When inside a single DC, we can use a single replication-manager that performs failover using keepalived, corosync, openha or etcd, but if you run on 2 DC it is possible to run two replication-manager instances in the same infrastructure. Both instances will use a heartbeat mechanism via the http protocol.
Make sure you activate the web server of replication-manager.
To configure active standby and arbitration, use the following settings on each replication-manager:
arbitration-external
(1.0)Item | Value |
---|---|
Description | Enable external arbitration on split brain. |
Type | Boolean |
Default Value | false |
arbitration-external-hosts
(1.0)Item | Value |
---|---|
Description | Hosts list of external arbitrator service. |
Type | List |
Default Value | "arbitrator-fr.signal18.io,arbitrator-us.signal18.io" |
Define one secret arbitration-external-secret it should be unique across all users of replication-manager, it is use by the arbitrator to identify your cluster, organization name and random alpha-numeric are very welcome.
arbitration-external-secret
(1.0)Item | Value |
---|---|
Description | Full path to an alerting script. |
Type | String |
Default Value | "cluster01.signal18.io" |
Give each replication-manager server a different value for arbitration-external-unique-id and instruct it for the other replication-manager in the cluster.
arbitration-external-id
(1.0)Item | Value |
---|---|
Description | Unique value on each replication-manager. |
Type | Integer |
Default Value | 0 |
arbitration-peer-hosts
(1.0)Item | Value |
---|---|
Description | Peer replication-manager node. |
Type | String |
Default Value | "replication-manager01:10002" |
arbitration-failed-master-script
(2.1)Item | Value |
---|---|
Description | External script when a master lost arbitration during split brain |
Type | String |
Default Value | "" |
On each instance instruct it's peer replication-manager node
On instance "127.0.0.1:10001" arbitration-peer-hosts ="127.0.0.1:10002"
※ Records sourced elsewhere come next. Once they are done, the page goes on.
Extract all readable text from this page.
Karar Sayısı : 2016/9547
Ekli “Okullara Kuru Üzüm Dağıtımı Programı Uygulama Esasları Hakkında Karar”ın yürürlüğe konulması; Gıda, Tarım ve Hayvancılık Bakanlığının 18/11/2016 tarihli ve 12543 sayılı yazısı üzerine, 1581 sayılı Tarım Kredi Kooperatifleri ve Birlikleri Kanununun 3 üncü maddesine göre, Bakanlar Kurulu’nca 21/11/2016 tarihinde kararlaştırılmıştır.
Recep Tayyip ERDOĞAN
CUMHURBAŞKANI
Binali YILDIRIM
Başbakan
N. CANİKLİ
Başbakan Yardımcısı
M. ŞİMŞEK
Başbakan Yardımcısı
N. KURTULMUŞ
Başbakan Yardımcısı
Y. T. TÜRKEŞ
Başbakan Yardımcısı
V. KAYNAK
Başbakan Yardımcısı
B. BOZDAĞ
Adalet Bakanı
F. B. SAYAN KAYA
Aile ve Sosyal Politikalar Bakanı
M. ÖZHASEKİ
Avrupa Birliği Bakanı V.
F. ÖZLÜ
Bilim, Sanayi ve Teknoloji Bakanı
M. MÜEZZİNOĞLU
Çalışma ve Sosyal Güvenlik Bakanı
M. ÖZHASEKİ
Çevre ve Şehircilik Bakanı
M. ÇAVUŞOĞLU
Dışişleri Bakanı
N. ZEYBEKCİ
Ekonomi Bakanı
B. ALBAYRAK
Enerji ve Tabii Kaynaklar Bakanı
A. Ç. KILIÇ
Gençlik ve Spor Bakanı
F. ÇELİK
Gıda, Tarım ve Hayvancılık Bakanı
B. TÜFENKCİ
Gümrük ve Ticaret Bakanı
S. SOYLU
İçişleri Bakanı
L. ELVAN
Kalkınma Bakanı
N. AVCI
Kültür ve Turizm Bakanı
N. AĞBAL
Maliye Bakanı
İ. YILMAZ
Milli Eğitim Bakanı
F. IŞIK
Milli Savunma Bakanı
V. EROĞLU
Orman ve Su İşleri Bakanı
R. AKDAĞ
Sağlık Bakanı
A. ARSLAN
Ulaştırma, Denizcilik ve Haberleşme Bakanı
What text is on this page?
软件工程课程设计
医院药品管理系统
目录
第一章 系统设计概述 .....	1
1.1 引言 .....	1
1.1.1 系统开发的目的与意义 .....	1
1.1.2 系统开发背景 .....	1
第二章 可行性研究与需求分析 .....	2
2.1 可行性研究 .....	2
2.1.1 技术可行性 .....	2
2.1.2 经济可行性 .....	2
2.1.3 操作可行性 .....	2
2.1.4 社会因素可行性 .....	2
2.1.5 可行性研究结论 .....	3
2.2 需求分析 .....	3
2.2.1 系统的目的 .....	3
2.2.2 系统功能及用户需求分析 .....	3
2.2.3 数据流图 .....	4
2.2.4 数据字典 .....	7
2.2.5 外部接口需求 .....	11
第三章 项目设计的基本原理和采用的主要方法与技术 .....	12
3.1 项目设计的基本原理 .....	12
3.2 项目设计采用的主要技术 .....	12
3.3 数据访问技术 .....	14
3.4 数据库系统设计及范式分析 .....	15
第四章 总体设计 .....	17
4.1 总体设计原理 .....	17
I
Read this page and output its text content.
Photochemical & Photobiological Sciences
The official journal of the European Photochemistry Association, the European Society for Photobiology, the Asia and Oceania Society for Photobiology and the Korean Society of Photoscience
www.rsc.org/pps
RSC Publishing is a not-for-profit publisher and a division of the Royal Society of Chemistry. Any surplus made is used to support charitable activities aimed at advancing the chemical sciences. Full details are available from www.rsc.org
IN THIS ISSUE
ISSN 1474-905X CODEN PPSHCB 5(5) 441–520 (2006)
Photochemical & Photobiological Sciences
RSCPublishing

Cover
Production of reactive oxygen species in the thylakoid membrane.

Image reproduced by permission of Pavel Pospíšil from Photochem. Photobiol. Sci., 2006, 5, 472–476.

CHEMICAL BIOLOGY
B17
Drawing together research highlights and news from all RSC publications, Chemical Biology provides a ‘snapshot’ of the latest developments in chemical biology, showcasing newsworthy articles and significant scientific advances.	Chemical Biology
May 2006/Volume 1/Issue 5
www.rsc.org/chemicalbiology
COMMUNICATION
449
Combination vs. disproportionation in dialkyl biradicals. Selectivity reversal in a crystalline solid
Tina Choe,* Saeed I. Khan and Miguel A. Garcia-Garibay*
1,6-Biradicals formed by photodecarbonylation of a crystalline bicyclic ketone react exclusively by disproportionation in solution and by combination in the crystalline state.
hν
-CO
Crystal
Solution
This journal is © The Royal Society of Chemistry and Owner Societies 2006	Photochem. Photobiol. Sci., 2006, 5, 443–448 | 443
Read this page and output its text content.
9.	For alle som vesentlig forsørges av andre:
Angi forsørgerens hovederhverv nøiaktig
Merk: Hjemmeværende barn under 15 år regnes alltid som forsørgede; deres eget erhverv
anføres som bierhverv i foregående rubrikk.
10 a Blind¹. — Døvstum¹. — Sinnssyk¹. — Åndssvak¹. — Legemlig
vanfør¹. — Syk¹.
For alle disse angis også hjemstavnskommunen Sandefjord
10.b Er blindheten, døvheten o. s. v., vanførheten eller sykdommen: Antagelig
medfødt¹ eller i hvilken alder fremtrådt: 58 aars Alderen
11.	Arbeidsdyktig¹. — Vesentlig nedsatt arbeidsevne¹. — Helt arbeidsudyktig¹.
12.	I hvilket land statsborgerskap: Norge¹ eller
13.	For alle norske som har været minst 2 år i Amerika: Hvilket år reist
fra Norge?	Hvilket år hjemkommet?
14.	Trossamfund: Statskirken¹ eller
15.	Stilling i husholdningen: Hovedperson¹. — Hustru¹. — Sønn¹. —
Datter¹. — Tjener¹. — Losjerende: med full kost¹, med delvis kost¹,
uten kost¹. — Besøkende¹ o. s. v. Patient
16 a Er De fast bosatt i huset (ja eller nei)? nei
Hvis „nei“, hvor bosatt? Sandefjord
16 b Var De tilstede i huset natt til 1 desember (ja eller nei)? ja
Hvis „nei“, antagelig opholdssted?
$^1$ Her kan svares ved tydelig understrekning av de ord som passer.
On instance "127.0.0.1:10002" arbitration-peer-hosts ="127.0.0.1:10001"
Once done start the fist replication-manager.
INFO[2017-03-20T09:48:38+01:00] [cluster_test_2_nodes] ERROR :Get http://127.0.0.1:10001/heartbeat: dial tcp 127.0.0.1:10001: getsockopt: connection refused
INFO[2017-03-20T09:48:38+01:00] [cluster_test_2_nodes] INFO : Splitbrain
INFO[2017-03-20T09:48:38+01:00] [cluster_test_3_nodes] CHECK: External Abitration
INFO[2017-03-20T09:48:38+01:00] [cluster_test_3_nodes] INFO :Arbitrator say winner
INFO[2017-03-20T09:48:40+01:00] [cluster_test_2_nodes] ERROR :Get http://127.0.0.1:10001/heartbeat: dial tcp 127.0.0.1:10001: getsockopt: connection refused
INFO[2017-03-20T09:48:40+01:00] [cluster_test_2_nodes] INFO : Splitbrain
INFO[2017-03-20T09:48:40+01:00] [cluster_test_3_nodes] CHECK: External Abitration
INFO[2017-03-20T09:48:40+01:00] [cluster_test_3_nodes] INFO Arbitrator say :winner
The split brain detection is trigger because your are the first instance to start, the peer replication-manager is not joinable so it ask for an arbitration to arbitration-external-hosts where the arbitrator daemon is running.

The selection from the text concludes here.